Another round of residential regulations Mike Thompson reports on the latest legislative changes that have an impact on landlords.
Rural landlords letting residential property in Scotland have no doubt become used to the myriad of legislative changes affecting the sector in recent years, but perhaps the most landmark change will come into force through the Private Housing (Tenancies) (Scotland) Act.
The new law, passed by the Scottish Parliament in mid-March and due to come into effect in late 2017, will see a significant shift in how tenancies are structured, with the previous six-month initial tenancy period replaced by an indefinite 'rolling contract' agreed between landlord and tenant. If a tenant wishes to leave a property, he or she will now only have to provide 28 days' notice to the landlord at any point during the tenancy - even within the first few months.
The legislation also sees the removal of the 'no-fault ground' route to repossession of a property by a landlord. If a landlord wishes to take back possession of a property - against the wishes of a tenant - the the landlord will need to apply to a new Housing and Property Tribunal system and make his or her case to evict based on one or more of 17 stipulated grounds.
Included in the new Act are new powers on the setting of rent, including an opportunity for local authorities to implement rent caps in areas where there are deemed to be excessive increases in local markets.
The Scottish Government has said the legislation was necessary to rebalance the relationship between landlords and tenants to allow tenants to feel more secure in their homes. But for landlords across the country - especially in rural areas - there may well be a feeling that the legislation does little to protect their interests and therefore even greater attention will have to be paid to the way in which their properties are let.
In addition to the Act as outlined above in the following areas have been subject to further regulation:
- Fire Detection
Smoke alarms were previously required in every circulation space of the dwelling i.e. hallways on each floor. The regulations now require smoke/heat alarms to be located in the main living area of the house, and a heat alarm in the kitchen. Alarms need to be hardwired and interlinked.
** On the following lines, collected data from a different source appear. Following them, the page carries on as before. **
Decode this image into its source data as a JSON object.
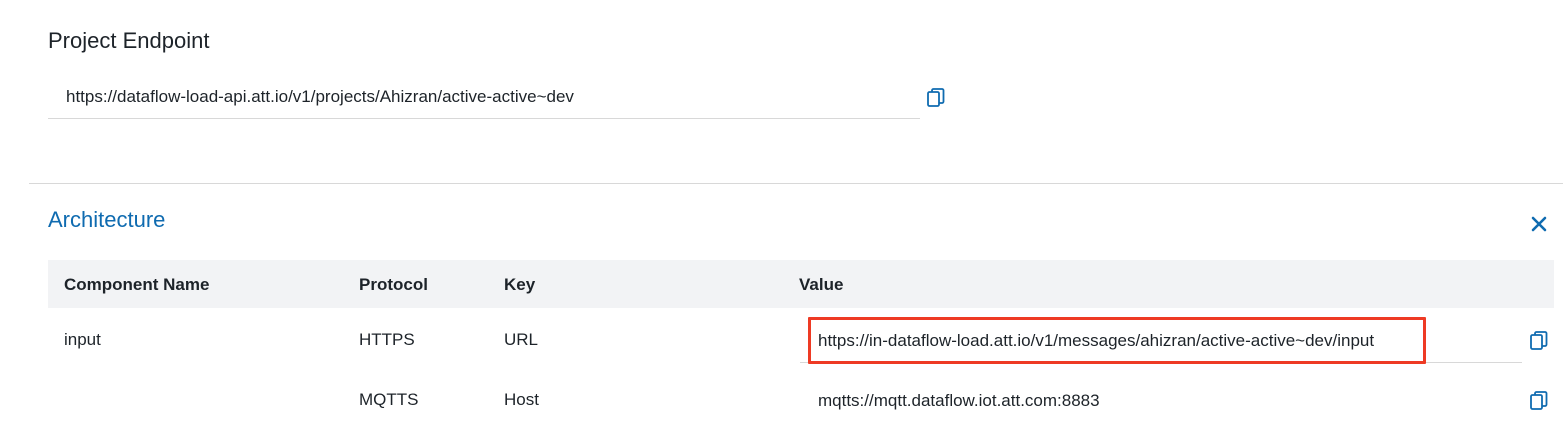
{
  "project_endpoint": {
    "title": "Project Endpoint",
    "url": "https://dataflow-load-api.att.io/v1/projects/Ahizran/active-active~dev"
  },
  "architecture": {
    "title": "Architecture",
    "columns": [
      "Component Name",
      "Protocol",
      "Key",
      "Value"
    ],
    "rows": [
      {
        "component": "input",
        "protocol": "HTTPS",
        "key": "URL",
        "value": "https://in-dataflow-load.att.io/v1/messages/ahizran/active-active~dev/input",
        "highlighted": true
      },
      {
        "component": "",
        "protocol": "MQTTS",
        "key": "Host",
        "value": "mqtts://mqtt.dataflow.iot.att.com:8883",
        "highlighted": false
      }
    ]
  },
  "icons": {
    "copy": "copy-icon",
    "close": "close-icon"
  },
  "colors": {
    "accent": "#0f6bb0",
    "highlight": "#ee3a24",
    "header_bg": "#f2f3f5"
  }
}
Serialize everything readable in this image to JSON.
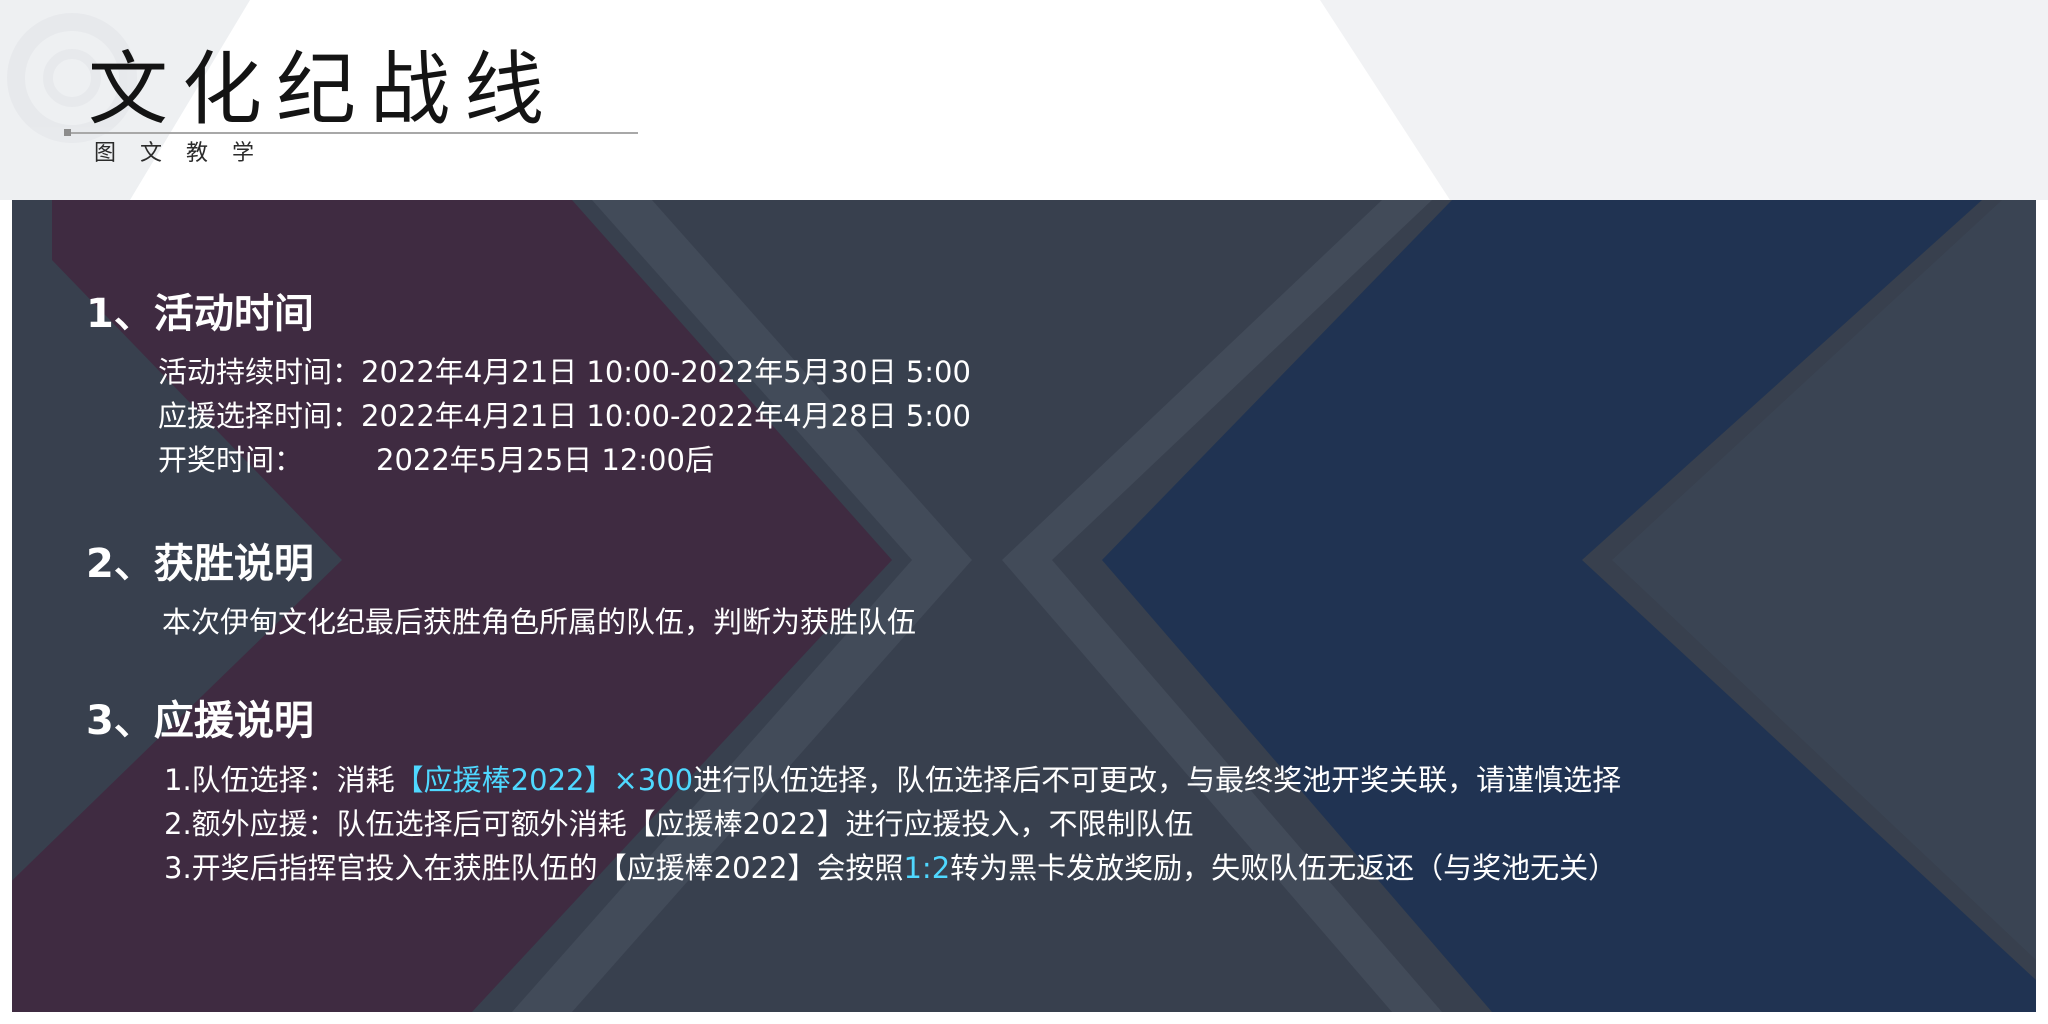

- Carbon monoxide detection
Carbon monoxide alarms are now required in every space where a combustion appliance is situated. This can include a gas cooked, oil boiler, log/multi-fuel stove or an open fire and also where a flue pipe passes through a bedroom. CO alarms can be battery operated so long as they are sealed long-life units.
- Electrical testing
There are now clear regulations on the requirement to have fixed electrical wiring tested at regular intervals. An Electrical Installation Condition Report (EICR) must now be carried out every five years. Sine December 1 2015 all new tenancies have needed a copy of the current EICR handed over with the tenant information pack, and from December 1 this year all tenancies will be required by law to have a current EICR. The EICR must be carried out by a person who is a member of the NICEIC or SELECT or an employee of a firm registered with either regulatory body.
HSE have clarified that residential landlords are legally bound to ensure that the risk of exposure of Legionella to tenants is properly controlled and managed. The first step is to have a risk assessment carried out on the property by a competent person. This will highlight areas which require action, such as periodic flushing of little used taps, cleaning shower heads, regulating water temperatures or removing any redundant pipework.
New Construction Design and Management (CDM) regulations apply to certain works carried out on let to certain properties including boiler replacement, installing wood burners, painting, carpet fitting, electrical work and any construction work. Under the regulations an appropriate Construction Phase Plan (CPP) must be drawn up to cover various health and safety issues. The regulations are more onerous where more than one contractor is involved.
These changes mean residential letting is no longer for the faint-hearted, but the nature of the Scottish property market means there is a continuing demand for properties to rent.